1. ## RSA cryptology question

I have this problem:

Eve is trying to break an RSA mssage which she knows is based on the modulus n = 3454039
Suppose she discovers that the primes p,q giving n = pq sum to 4880
Knowing that the encrypting exponent is e = 151
help her compute the decrypting exponent d. also, help her reconstruct the primes p,q giving n=pq

so my first problem is how do factor out n? Is there a trick to it considering that p and q sum to 4880? Then after I factor n, I compute the Euler phi function of n to compute the decrypting exponent through d*e = 1 mod phi(n) right?

2. ## Factoring Trick

I don't remember the exact details of RSA, but consider:

$\displaystyle pq=3454039$ and $\displaystyle q=4880-p$, so $\displaystyle p(4880-p)=3454039$, ergo $\displaystyle p^2-4880p+3454039=0$ . This is quadratic with $\displaystyle p,q$ the roots, can you take it from there?
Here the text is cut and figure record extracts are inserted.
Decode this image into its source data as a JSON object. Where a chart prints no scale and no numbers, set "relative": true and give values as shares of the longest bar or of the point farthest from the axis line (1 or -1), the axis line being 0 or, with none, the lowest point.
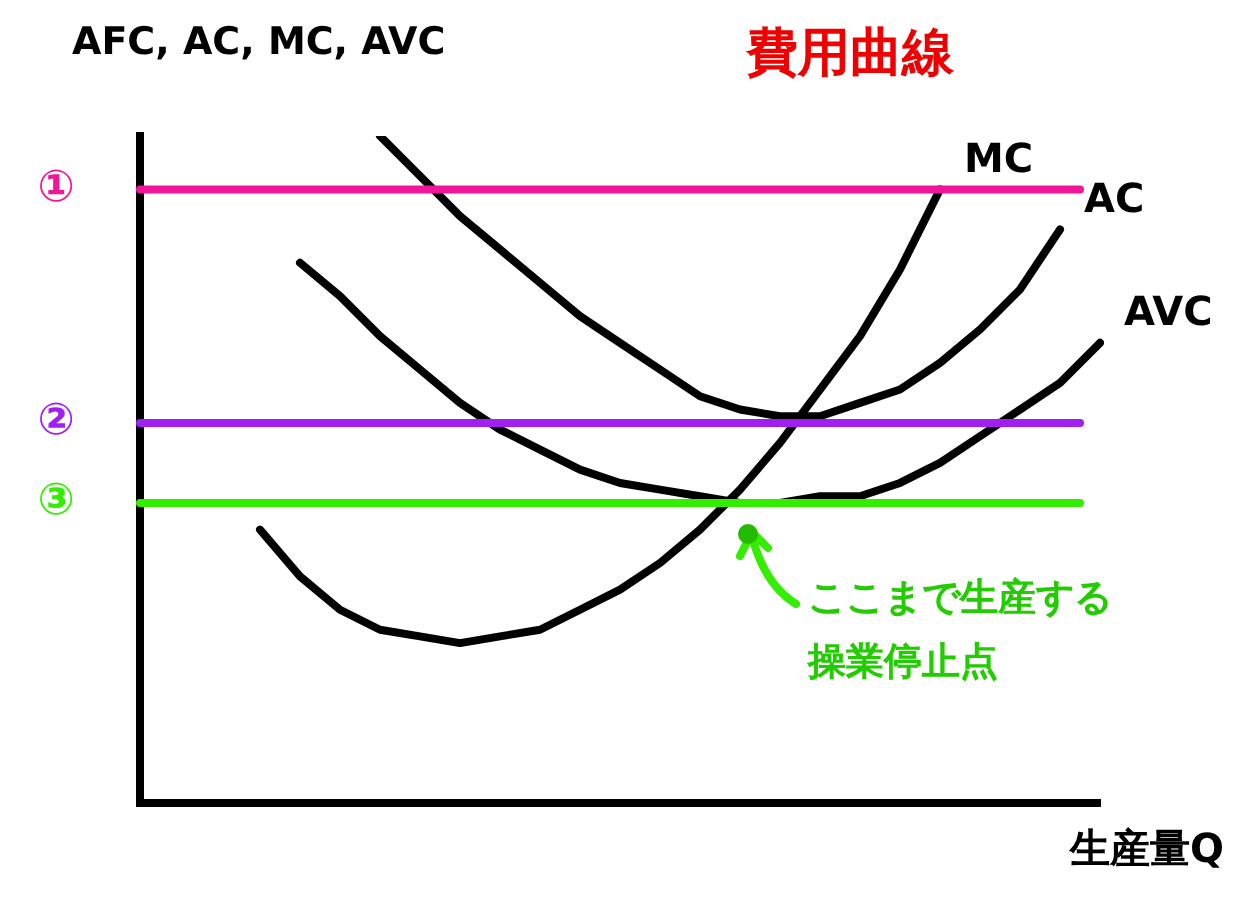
{
  "chart_data": {
    "type": "line",
    "title": "費用曲線",
    "xlabel": "生産量Q",
    "ylabel": "AFC, AC, MC, AVC",
    "relative": true,
    "grid": false,
    "legend": false,
    "marker": "none",
    "line_style": "solid",
    "categories": [
      null,
      null,
      null,
      null,
      null,
      null,
      null,
      null,
      null,
      null,
      null,
      null,
      null,
      null,
      null,
      null,
      null,
      null,
      null,
      null,
      null,
      null,
      null,
      null,
      null
    ],
    "series": [
      {
        "name": "MC",
        "color": "#000000",
        "values": [
          null,
          null,
          null,
          0.41,
          0.34,
          0.29,
          0.26,
          0.25,
          0.24,
          0.25,
          0.26,
          0.29,
          0.32,
          0.36,
          0.41,
          0.47,
          0.54,
          0.62,
          0.7,
          0.8,
          0.92,
          null,
          null,
          null,
          null
        ]
      },
      {
        "name": "AC",
        "color": "#000000",
        "values": [
          null,
          null,
          null,
          null,
          null,
          null,
          1,
          0.94,
          0.88,
          0.83,
          0.78,
          0.73,
          0.69,
          0.65,
          0.61,
          0.59,
          0.58,
          0.58,
          0.6,
          0.62,
          0.66,
          0.71,
          0.77,
          0.86,
          null
        ]
      },
      {
        "name": "AVC",
        "color": "#000000",
        "values": [
          null,
          null,
          null,
          null,
          0.81,
          0.76,
          0.7,
          0.65,
          0.6,
          0.56,
          0.53,
          0.5,
          0.48,
          0.47,
          0.46,
          0.45,
          0.45,
          0.46,
          0.46,
          0.48,
          0.51,
          0.55,
          0.59,
          0.63,
          0.69
        ]
      }
    ],
    "ref_lines": [
      {
        "axis": "y",
        "value": 0.92,
        "label": "①",
        "color": "#f0169a"
      },
      {
        "axis": "y",
        "value": 0.57,
        "label": "②",
        "color": "#a020f0"
      },
      {
        "axis": "y",
        "value": 0.45,
        "label": "③",
        "color": "#33ee00"
      }
    ],
    "annotations": [
      "ここまで生産する",
      "操業停止点"
    ]
  }
}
3. Originally Posted by dlbsd
I have this problem:

Eve is trying to break an RSA mssage which she knows is based on the modulus n = 3454039
Suppose she discovers that the primes p,q giving n = pq sum to 4880
Knowing that the encrypting exponent is e = 151
help her compute the decrypting exponent d. also, help her reconstruct the primes p,q giving n=pq

so my first problem is how do factor out n? Is there a trick to it considering that p and q sum to 4880? Then after I factor n, I compute the Euler phi function of n to compute the decrypting exponent through d*e = 1 mod phi(n) right?
It appears as if you were given all of the information necessary to understand the RSA system. Not to burden you, but could you state the basic function of the RSA method. This is for my own review, plus it may assist you.
Along with that, do you have the actual message that Eve is attempting to de-crypt?

What we know:
n = 3454039 = p*q
p+q = 4880
e = 151
plus
(p-1)(q-1) = pq -p -q +1 = phi(n)